I came across Universal Life insurance in my research and it sounds great. Death benefit, cash loans, flexible, great payouts, guaranteed minimums every year.

So I met with an Aviva rep to discuss a few possible packages and she made it sound even more "to good to be true" then my initial research indicated which is making me kind of unsettled.

Im supposed to meet with her again this Thursaday, what are some more questions I can ask her to find out if Aviva is the right company to go through? Are there any deal breakers that I should be aware of that would indicate that either the ULI policy is not for me or that Aviva is not the company that I should be going through?

I did more research on Aviva compared to a few other companies such as North American Life, Penn Fed, and Allianz - and it seems that these other companies are a little more favored then Aviva as far as returns are considered. What would make these companies a better option than Aviva and does anyone know the actual hard numbers of fixed rate, the guaranteed rate, the cap rate, and the loan rate for these companies?

I have a background in accounting and finance so feel free to lay it down on me. The more physical numbers I have the easier it will be to make a more informed decision. And of course I am open to any and all commentary and discussion as well.

Thanks guys in advanced.


Are you talking to Aviva directly or through a representative? This sounds like FFG's pitch to over fund an IUL for retirement purposes. I looked at selling that stuff when I got started, but the pitch was more blue sky than what I was comfortable with.

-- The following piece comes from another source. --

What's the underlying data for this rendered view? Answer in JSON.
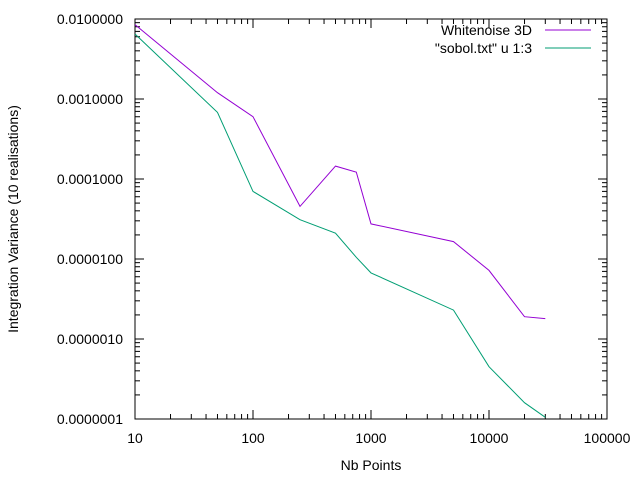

To answer your question, the biggest thing to look out for is looking at ILLUSTRATIONS vs. GUARANTEES. I've seen those Aviva IUL's pitched at assumed rates that will never happen.

Kudos on the thought, though. Wish I'd have done the research at your age. I was on the Suze Ormond/Dave Ramsey kick back then. Learned a lot since.

I'm not a whole life expert like BNTRS, but I am a fan. Done right and for safe money, not much does what it does over 30 years. You've probably got 50+. Do yourself a favor and take a look at it.
 
Buy a 30 year term policy and invest the rest. In 30 year's you'll have a chunk of money in whatever vehicle you've chosen.
 
Buy a 30 year term policy and invest the rest. In 30 year's you'll have a chunk of money in whatever vehicle you've chosen.

Yes. Savings accounts are paying 1%.

Stocks, mutuals, etc. carry market risk so definitely no guarantee there...hmmmm what is this guaranteed investment you can put him in?
 
Buy a 30 year term policy and invest the rest. In 30 year's you'll have a chunk of money in whatever vehicle you've chosen.

Because mutual funds pay 12%, right? You should also max your your 401(k), put it all in equities and buy the biggest house you can afford because it is an asset and goes up in value.

How's that advice working out for the boomers?